In partnership with NEFF

Ingredients

NATILLA

  • 950ml whole milk, plus a little extra
  • 2 tbsp aniseeds
  • 3 small cinnamon sticks, broken
  • 200g caster sugar
  • 4 large egg yolks (or 5 medium)
  • 3 tbsp cornflour
  • 1 tsp vanilla extract
  • ground cinnamon, for dusting

SPONGE

  • 120g plain flour
  • 1½ tsp baking powder
  • 200g granulated sugar
  • 5 large eggs (or 6 medium), separated
  • 80ml whole milk
  • 1 tsp vanilla extract

SYRUP

  • slice of lime peel
  • 100g caster sugar
  • 25ml rum or coconut rum

Method

  • STEP 1

    Make the natilla the night before the cake. Pour the milk into a pan and add the anise and cinnamon sticks. Bring to the boil, then pour in the sugar, whisking until completely dissolved.
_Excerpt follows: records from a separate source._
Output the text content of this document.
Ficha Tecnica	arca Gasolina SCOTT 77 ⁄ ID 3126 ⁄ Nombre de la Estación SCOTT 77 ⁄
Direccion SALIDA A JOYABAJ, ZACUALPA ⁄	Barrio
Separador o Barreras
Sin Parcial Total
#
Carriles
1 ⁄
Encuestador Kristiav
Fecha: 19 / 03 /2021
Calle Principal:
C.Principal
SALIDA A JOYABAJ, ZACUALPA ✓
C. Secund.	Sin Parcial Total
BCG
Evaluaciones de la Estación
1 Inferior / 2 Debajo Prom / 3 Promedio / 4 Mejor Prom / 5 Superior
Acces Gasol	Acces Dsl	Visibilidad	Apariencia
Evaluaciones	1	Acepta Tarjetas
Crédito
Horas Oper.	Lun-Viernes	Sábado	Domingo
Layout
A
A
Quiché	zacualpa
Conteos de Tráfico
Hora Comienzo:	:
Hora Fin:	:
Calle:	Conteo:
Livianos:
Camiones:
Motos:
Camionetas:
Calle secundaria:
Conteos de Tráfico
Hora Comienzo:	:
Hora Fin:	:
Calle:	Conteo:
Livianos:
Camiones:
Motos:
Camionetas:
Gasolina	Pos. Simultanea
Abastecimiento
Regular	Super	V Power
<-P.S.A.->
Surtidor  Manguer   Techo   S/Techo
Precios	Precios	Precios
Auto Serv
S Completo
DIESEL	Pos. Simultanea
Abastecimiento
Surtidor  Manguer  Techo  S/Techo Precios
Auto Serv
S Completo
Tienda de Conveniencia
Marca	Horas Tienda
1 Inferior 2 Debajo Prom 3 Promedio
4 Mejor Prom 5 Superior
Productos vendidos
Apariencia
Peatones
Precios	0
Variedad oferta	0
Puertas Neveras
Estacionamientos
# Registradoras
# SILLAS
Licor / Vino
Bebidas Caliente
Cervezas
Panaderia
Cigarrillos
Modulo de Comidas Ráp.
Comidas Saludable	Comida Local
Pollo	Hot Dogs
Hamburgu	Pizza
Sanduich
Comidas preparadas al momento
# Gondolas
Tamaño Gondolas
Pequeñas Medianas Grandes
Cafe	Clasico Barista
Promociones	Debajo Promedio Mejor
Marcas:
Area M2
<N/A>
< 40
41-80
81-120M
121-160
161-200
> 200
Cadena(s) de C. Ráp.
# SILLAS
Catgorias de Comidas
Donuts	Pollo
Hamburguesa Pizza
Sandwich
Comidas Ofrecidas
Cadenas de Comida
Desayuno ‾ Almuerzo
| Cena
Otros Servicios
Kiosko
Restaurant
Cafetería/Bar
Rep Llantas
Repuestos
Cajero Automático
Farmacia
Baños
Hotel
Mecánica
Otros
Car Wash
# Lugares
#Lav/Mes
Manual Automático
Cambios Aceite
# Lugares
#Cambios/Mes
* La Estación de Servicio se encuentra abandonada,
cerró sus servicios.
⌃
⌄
Pour through a fine sieve into a new pan.

  • STEP 2

    Put the egg yolks into a large bowl and whisk until light and frothy. Once the milk has cooled slightly, pour into the egg yolks slowly, whisking throughout to avoid the eggs cooking. Pour back into the pan.

  • STEP 3

    Slake the cornflour with a little milk to a smooth paste. Put the milk and egg mixture over a low-medium heat and slowly add the cornflour mixture. Cook gently, whisking all of the time, for around 10 minutes until you have a thick, smooth mixture. To make the mixture more or less stiff you can add or reduce the cornstarch. Be careful as more than 3½ tbsp of cornstarch will make the mixture quite wobbly. Once it's ready, let it cool down and cover the surface. You can serve this in nice glasses with a maria biscuit at the bottom of the cup, caramel or on its own. You can also use it to top a simple pound cake.

  • STEP 4

    To make the sponge, heat the oven to 195C/fan 175C/gas 5 and lightly grease a 22cm x 32cm baking dish. In a large bowl combine the flour, baking powder, and ¼ tsp of salt. Set aside. Separately, add three-quarters of the sugar to the mixer bowl with the egg yolks and mix on a high speed until the yolks are pale yellow. Slowly add the milk and vanilla to the mixture. Pour the egg yolk mixture over the flour and stir gently just until combined (don't over-mix).

  • STEP 5

    Use an electric whisk to beat the egg whites on high speed. Gradually add the remaining sugar as you mix and continue beating until stiff peaks form. Gently fold egg whites into the batter. I use a wooden spoon, slowly spinning the bowl and cutting the mixture in half with the spoon as I go very slowly, until just combined. Pour the batter into the prepared pan. Make sure to smooth it into an even layer so your baked cake doesn't have divots in it.

  • STEP 6

    Bake for 25-35 minutes or until a toothpick inserted in the centre of the cake comes out clean. Allow the cake to cool completely.

  • STEP 7

    For the icing, put the sugar, lime peel and 120ml of water into a pan and bring to a boil, simmer for 5 minutes, then stir in the rum, and cool. Poke lots of holes all over the cake and spoon over the syrup. Once the cake is completely cool, spoon over the natilla, dust with ground cinnamon and cut into squares to serve.